Last month when I was at the art gallery I took a look into all the nooks and crannies that I’d never taken the time to explore before. I might have made an audible gasp after walking into a darkened area to find two large lighted cases displaying ancient Chinese Snuff Bottles. Standing no more than a few inches high, they looked like little jewels, each a masterpiece in itself.
Of course, I’d heard of snuff before and knew if was something people put up their noses, but I’d be lying if I didn’t say that I didn’t really know what it was. So I was interested to see that is was actually powdered tobacco, that came into fashion during the Qing Dynasty in 1644, when the smoking of tobacco was outlawed in China.
What you can’t tell by looking at these bottles is that, attached to the inside of the lids and dipping down into the bottles, are thin spoons used to get the snuff out.

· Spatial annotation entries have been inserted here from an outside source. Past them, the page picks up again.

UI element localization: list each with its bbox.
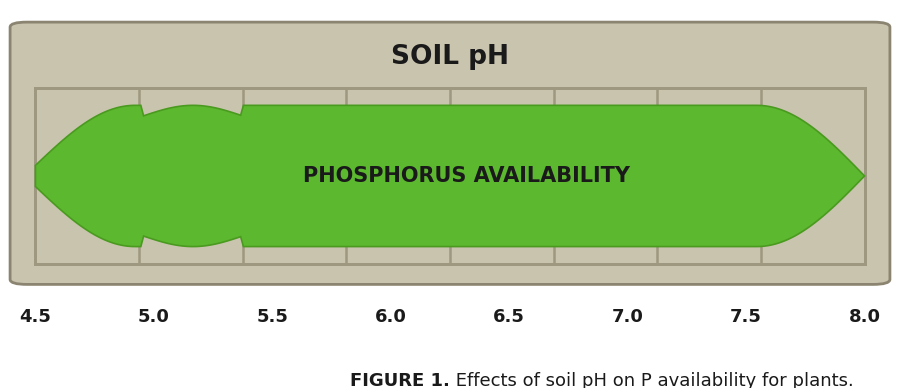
Text: 4.5: 4.5 (20, 308, 51, 326)
Text: 5.5: 5.5 (256, 308, 288, 326)
Text: PHOSPHORUS AVAILABILITY: PHOSPHORUS AVAILABILITY (303, 166, 630, 186)
Text: 8.0: 8.0 (849, 308, 880, 326)
Text: 6.0: 6.0 (374, 308, 407, 326)
Text: 7.5: 7.5 (730, 308, 762, 326)
Polygon shape (35, 105, 865, 247)
Text: Effects of soil pH on P availability for plants.: Effects of soil pH on P availability for… (450, 372, 854, 388)
Text: 6.5: 6.5 (493, 308, 526, 326)
FancyBboxPatch shape (10, 22, 890, 284)
Text: 5.0: 5.0 (138, 308, 170, 326)
Text: FIGURE 1.: FIGURE 1. (350, 372, 450, 388)
Text: 7.0: 7.0 (612, 308, 643, 326)
Bar (35, 88, 865, 264)
Text: SOIL pH: SOIL pH (391, 44, 509, 71)
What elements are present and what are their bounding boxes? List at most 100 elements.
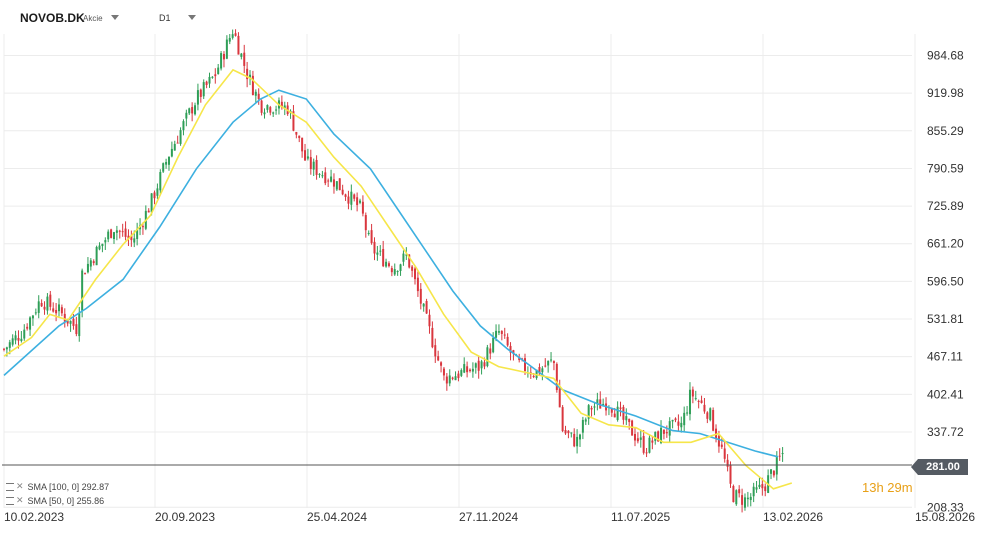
candle-body xyxy=(69,321,72,324)
candle-body xyxy=(596,399,599,405)
candle-body xyxy=(576,436,579,447)
candle-body xyxy=(306,156,309,159)
indicator-list-icon[interactable] xyxy=(6,482,14,491)
candle-body xyxy=(622,406,625,420)
candle-body xyxy=(353,194,356,199)
candle-body xyxy=(20,338,23,341)
candle-body xyxy=(214,74,217,77)
candle-body xyxy=(202,82,205,97)
candle-body xyxy=(541,368,544,373)
candle-body xyxy=(761,484,764,489)
candle-body xyxy=(457,373,460,379)
candle-body xyxy=(292,111,295,131)
candle-body xyxy=(266,105,269,110)
y-tick-label: 790.59 xyxy=(927,161,964,175)
y-tick-label: 725.89 xyxy=(927,199,964,213)
candle-body xyxy=(315,159,318,175)
candle-body xyxy=(373,241,376,254)
candle-body xyxy=(451,377,454,379)
x-tick-label: 10.02.2023 xyxy=(4,510,64,524)
indicator-list-icon[interactable] xyxy=(6,496,14,505)
close-icon[interactable]: ✕ xyxy=(16,481,24,491)
candle-body xyxy=(538,367,541,374)
candle-body xyxy=(613,413,616,418)
sma50-line xyxy=(3,68,793,490)
close-icon[interactable]: ✕ xyxy=(16,495,24,505)
candle-body xyxy=(251,75,254,96)
candle-body xyxy=(633,434,636,441)
candle-body xyxy=(746,497,749,500)
candle-body xyxy=(295,131,298,135)
candle-body xyxy=(636,438,639,442)
candle-body xyxy=(156,188,159,196)
candle-body xyxy=(460,370,463,376)
candle-body xyxy=(552,361,555,364)
candle-body xyxy=(506,336,509,346)
legend-sma50-label: SMA [50, 0] xyxy=(27,495,75,506)
candle-body xyxy=(176,142,179,144)
x-tick-label: 13.02.2026 xyxy=(763,510,823,524)
candle-body xyxy=(23,329,26,339)
candle-body xyxy=(211,76,214,78)
symbol-label[interactable]: NOVOB.DK xyxy=(20,11,85,25)
x-tick-label: 11.07.2025 xyxy=(611,510,670,524)
candle-body xyxy=(240,53,243,57)
candle-body xyxy=(121,231,124,233)
legend-sma100-value: 292.87 xyxy=(81,481,110,492)
candle-body xyxy=(486,347,489,367)
candle-body xyxy=(243,52,246,66)
candle-body xyxy=(387,263,390,267)
y-tick-label: 337.72 xyxy=(927,425,964,439)
candle-body xyxy=(703,404,706,412)
candles xyxy=(3,29,784,513)
timeframe-label[interactable]: D1 xyxy=(159,13,171,23)
candle-body xyxy=(338,178,341,191)
candle-body xyxy=(222,53,225,60)
candle-body xyxy=(335,181,338,190)
candle-body xyxy=(72,318,75,326)
candle-body xyxy=(474,363,477,368)
candle-body xyxy=(668,421,671,436)
timeframe-dropdown-chevron-icon[interactable] xyxy=(188,15,196,20)
candle-body xyxy=(40,302,43,307)
candle-body xyxy=(112,232,115,240)
candle-body xyxy=(489,348,492,354)
candle-body xyxy=(95,246,98,266)
candle-body xyxy=(34,312,37,314)
legend-sma100[interactable]: ✕ SMA [100, 0] 292.87 xyxy=(6,481,109,492)
candle-body xyxy=(466,366,469,373)
candle-body xyxy=(677,421,680,426)
candle-body xyxy=(495,330,498,338)
candle-body xyxy=(616,406,619,420)
candle-body xyxy=(179,130,182,144)
y-tick-label: 661.20 xyxy=(927,237,964,251)
candle-body xyxy=(437,356,440,361)
candle-body xyxy=(518,357,521,361)
chart-header: NOVOB.DK Akcie D1 xyxy=(0,0,986,34)
candle-body xyxy=(503,334,506,336)
candle-body xyxy=(159,172,162,191)
candle-body xyxy=(483,362,486,367)
candle-body xyxy=(564,430,567,434)
candle-body xyxy=(301,137,304,152)
candle-body xyxy=(14,335,17,341)
x-tick-label: 27.11.2024 xyxy=(459,510,518,524)
candle-body xyxy=(625,416,628,421)
candle-body xyxy=(124,228,127,237)
candle-body xyxy=(723,448,726,459)
candle-body xyxy=(414,268,417,280)
symbol-dropdown-chevron-icon[interactable] xyxy=(111,15,119,20)
candle-body xyxy=(523,358,526,371)
legend-sma50[interactable]: ✕ SMA [50, 0] 255.86 xyxy=(6,495,104,506)
candle-body xyxy=(246,68,249,80)
candle-body xyxy=(419,288,422,304)
candle-body xyxy=(416,277,419,292)
candle-body xyxy=(544,365,547,367)
y-tick-label: 531.81 xyxy=(927,312,964,326)
candle-body xyxy=(697,400,700,402)
candle-body xyxy=(98,245,101,250)
candle-body xyxy=(350,191,353,205)
candle-body xyxy=(101,243,104,247)
candle-body xyxy=(147,210,150,213)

Clearly the law was overridden along the way, because today China is the world’s leading user of tobacco. A surprising stat I found is that 60% of male doctors in China are smokers, and that there is strong social pressure for Chinese men to smoke. But it’s a big year for them on that front, because they have deemed 2014 the year that smoking tobacco is to be banned in public areas. I wonder if snuff will become popular again.
↑ It was hard to pick a favourite among these beautiful pieces but I think it would be one of these two. ↑
Here in Toronto people have been forbidden from smoking inside public buildings, workplaces, bars and restaurants for a long time, but people are still allowed to smoke on the street. This means that there are always groups of people lingering in front of buildings have a smoke, that people walking have to maneuver around, and many cigarette filters left all over the sidewalks. How about where you live … Is smoking allowed in public?
I wouldn’t be my pun-loving self if I didn’t say in closing that that is ‘snuff about snuff’.
Thanks for taking a look. I hope you’re having a good Thursday.
[These snuff bottles are part of the permanent collection at The Art Gallery of Ontario and can be seen for free on Wednesday evenings between 6:00 and 8:30. They’re on the first floor all the way to the left after you enter.]